Ia menyenandungkan sebuah lagu yang belakangan ini sering diputar oleh teman-teman sekelasnya. Meskipun tidak tahu judulnya, nada yang terus terngiang di kepalanya membuat ia tanpa sadar bersenandung, mengusir bosan sampai tiba di minimarket.
"Selamat datang! Selamat berbelanja!" Sambutan itu terdengar kala ia baru saja masuk.
Langsung menuju curve glass freezer yang berada tidak jauh dari pintu. Ia menggeser penutup kaca untuk mengambil dua buah es krim berbentuk ikan dengan rasa cokelat. Karena tidak memiliki tujuan selain es krim yang telah berada di tangan, ia langsung menuju kasir untuk membayar.
Selesai dengan urusan membayar, ia tidak langsung pulang, malah menikmati es krimnya di depan minimarket setelah mendudukkan diri di bangku yang tersedia. Memang sangat cocok menikmati es krim saat matahari sedang sangat bersemangat menyinari bumi. Es krim pertamanya ia habiskan dengan cepat, kemudian langsung berlanjut melahap yang kedua.
"Rysan!"
Tubuhnya tersentak kala seruan itu terdengar. Oh, ia akan berada dalam masalah.
Ketiga kakaknya menghampiri ia dengan langkah tegas. Cepat sekali mereka mengetahui ketiadaannya di rumah.
"Maaf," cicitnya dengan kepala tertunduk.
"Apa yang pernah Mama bilang kalau mau pergi?" Suara kakak laki-laki keduanya terdengar.
"Izin dulu, terus perginya harus ditemenin." Ia menjawab dengan suara yang pelan.
"Terus kenapa gak bilang-bilang? Kita nyariin kamu, Ryn!" Kali ini suara kakak laki-laki pertamanya, dan kemarahan kentara pada suaranya.

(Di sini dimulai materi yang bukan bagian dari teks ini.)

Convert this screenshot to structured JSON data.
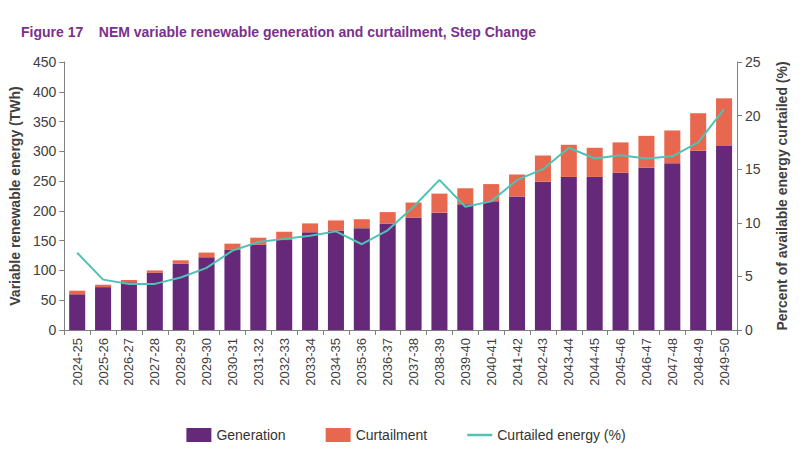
{
  "chart_data": {
    "type": "bar",
    "title": "Figure 17    NEM variable renewable generation and curtailment, Step Change",
    "y_label": "Variable renewable energy (TWh)",
    "y2_label": "Percent of available energy curtailed (%)",
    "categories": [
      "2024-25",
      "2025-26",
      "2026-27",
      "2027-28",
      "2028-29",
      "2029-30",
      "2030-31",
      "2031-32",
      "2032-33",
      "2033-34",
      "2034-35",
      "2035-36",
      "2036-37",
      "2037-38",
      "2038-39",
      "2039-40",
      "2040-41",
      "2041-42",
      "2042-43",
      "2043-44",
      "2044-45",
      "2045-46",
      "2046-47",
      "2047-48",
      "2048-49",
      "2049-50"
    ],
    "series": [
      {
        "name": "Generation",
        "type": "bar",
        "color": "#66297a",
        "values": [
          60,
          72,
          80,
          96,
          111,
          122,
          135,
          143,
          151,
          164,
          167,
          171,
          179,
          189,
          197,
          211,
          216,
          224,
          249,
          257,
          257,
          264,
          273,
          280,
          301,
          309
        ]
      },
      {
        "name": "Curtailment",
        "type": "bar",
        "color": "#e8684f",
        "values": [
          6,
          4,
          4,
          4,
          6,
          8,
          10,
          12,
          14,
          15,
          17,
          15,
          19,
          25,
          32,
          27,
          29,
          37,
          44,
          54,
          49,
          51,
          53,
          55,
          63,
          80
        ]
      },
      {
        "name": "Curtailed energy (%)",
        "type": "line",
        "axis": "y2",
        "color": "#4ec3b5",
        "values": [
          7.2,
          4.7,
          4.3,
          4.3,
          4.9,
          5.8,
          7.4,
          8.2,
          8.5,
          8.8,
          9.2,
          8.0,
          9.3,
          11.5,
          14.0,
          11.5,
          12.0,
          14.0,
          15.0,
          17.0,
          16.0,
          16.3,
          16.0,
          16.2,
          17.5,
          20.6
        ]
      }
    ],
    "ylim": [
      0,
      450
    ],
    "yticks": [
      0,
      50,
      100,
      150,
      200,
      250,
      300,
      350,
      400,
      450
    ],
    "y2lim": [
      0,
      25
    ],
    "y2ticks": [
      0,
      5,
      10,
      15,
      20,
      25
    ],
    "stacked": true,
    "grid": false,
    "legend": "bottom"
  }
}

"Maaf." Ia kembali melontarkan maaf, kini dengan suara parau.
"Gak usah nangis. Kita pulang sekarang." Ucapannya tidak dapat diganggu-gugat. Alhasil gadis itu beranjak dari duduknya dan mengekori kakak-kakaknya untuk pulang.
Kembali memasuki kompleks perumahan yang mereka tempati, tiba-tiba sang kakak sulung menghentikan langkah dan berbalik ke arahnya. Dalam sekejap, tubuhnya berada dalam gendongan koala kakaknya itu.

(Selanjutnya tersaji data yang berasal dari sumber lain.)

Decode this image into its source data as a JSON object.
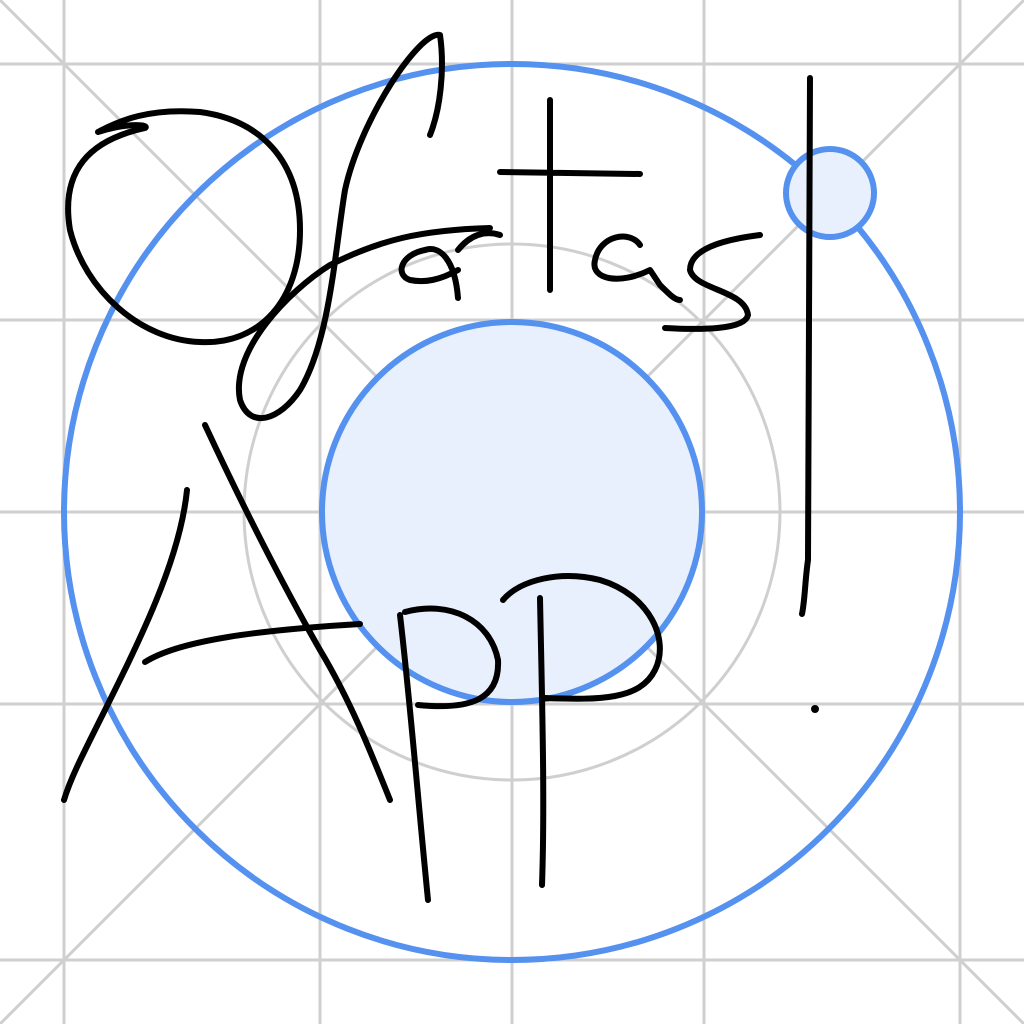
{
  "handwriting": {
    "line1": "Ofartas!",
    "line2": "App"
  }
}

"Maaf," ucap laki-laki itu. "Kakak gak maksud buat marahin kamu. Kakak khawatir, Ryn. Jangan diulang lagi, ya."
Pada detik berikutnya tangis gadis itu langsung pecah saat wajahnya tenggelam di ceruk leher sang kakak. Tangis yang sedari tadi ia tahan langsung dikeluarkan.

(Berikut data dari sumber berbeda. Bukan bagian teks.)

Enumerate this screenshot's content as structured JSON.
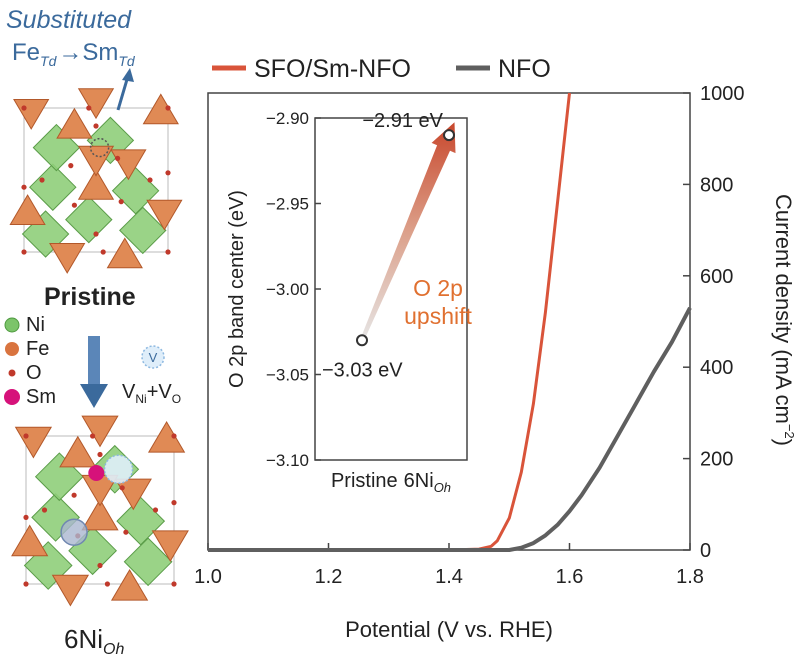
{
  "left_panel": {
    "substituted_label": "Substituted",
    "substitution_from": "Fe",
    "substitution_from_sub": "Td",
    "substitution_arrow": "→",
    "substitution_to": "Sm",
    "substitution_to_sub": "Td",
    "pristine_label": "Pristine",
    "legend": [
      {
        "label": "Ni",
        "color": "#7cc46a"
      },
      {
        "label": "Fe",
        "color": "#d9743f"
      },
      {
        "label": "O",
        "color": "#c0392b"
      },
      {
        "label": "Sm",
        "color": "#d6127a"
      }
    ],
    "vacancy_symbol": "V",
    "vacancy_label_main": "V",
    "vacancy_sub1": "Ni",
    "vacancy_plus": "+V",
    "vacancy_sub2": "O",
    "bottom_label": "6Ni",
    "bottom_label_sub": "Oh"
  },
  "colors": {
    "sfo": "#d9543a",
    "nfo": "#5f5f5f",
    "title_blue": "#3b6a9c",
    "upshift": "#e07030"
  },
  "chart_data": [
    {
      "type": "line",
      "xlabel": "Potential (V vs. RHE)",
      "ylabel": "Current density (mA cm",
      "ylabel_sup": "−2",
      "ylabel_end": ")",
      "xlim": [
        1.0,
        1.8
      ],
      "ylim": [
        0,
        1000
      ],
      "xticks": [
        "1.0",
        "1.2",
        "1.4",
        "1.6",
        "1.8"
      ],
      "yticks": [
        "0",
        "200",
        "400",
        "600",
        "800",
        "1000"
      ],
      "grid": false,
      "legend_position": "top",
      "series": [
        {
          "name": "SFO/Sm-NFO",
          "x": [
            1.0,
            1.4,
            1.45,
            1.47,
            1.48,
            1.5,
            1.52,
            1.54,
            1.56,
            1.58,
            1.59,
            1.6
          ],
          "y": [
            0,
            0,
            2,
            8,
            20,
            70,
            170,
            320,
            520,
            760,
            880,
            1000
          ]
        },
        {
          "name": "NFO",
          "x": [
            1.0,
            1.5,
            1.52,
            1.54,
            1.56,
            1.58,
            1.6,
            1.62,
            1.65,
            1.68,
            1.71,
            1.74,
            1.77,
            1.8
          ],
          "y": [
            0,
            0,
            5,
            15,
            32,
            55,
            85,
            120,
            180,
            250,
            320,
            390,
            455,
            530
          ]
        }
      ]
    },
    {
      "type": "scatter",
      "ylabel": "O 2p band center (eV)",
      "ylim": [
        -3.1,
        -2.9
      ],
      "yticks": [
        "−2.90",
        "−2.95",
        "−3.00",
        "−3.05",
        "−3.10"
      ],
      "categories": [
        "Pristine",
        "6Ni"
      ],
      "categories_sub": [
        "",
        "Oh"
      ],
      "values": [
        -3.03,
        -2.91
      ],
      "annotations": [
        "−3.03 eV",
        "−2.91 eV"
      ],
      "arrow_label_line1": "O 2p",
      "arrow_label_line2": "upshift"
    }
  ]
}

"Maaf, Kak Dev .... Gak ngulang lagi," ucapnya dengan susah payah sembari menahan senggukan.
"Iya, jangan diulang lagi." Mengusap belakang kepala adik kecilnya, kemudian mereka kembali melanjutkan langkah menuju rumah, dengan adiknya yang masih berada dalam gendongan.
Matahari yang menggantung di atas sana bersinar dengan begitu terik. Hawa panas yang mendominasi di musim ini membuat bulir-bulir keringat selalu bermunculan di kening dan pelipis setiap orang. Membuat mereka ingin segera mengenyahkan rasa panas dengan segelas minuman dingin, seperti para siswa di SMA Nusa Anandha ini.
Kantin langsung berubah menjadi begitu penuh sesak sesaat setelah bel berbunyi. Para siswa tidak sabar untuk menyegarkan diri mereka setelah beberapa jam berada di kelas untuk menimba ilmu.
"Bu, pesanan saya udah belum? Saya yang pertama tadi!"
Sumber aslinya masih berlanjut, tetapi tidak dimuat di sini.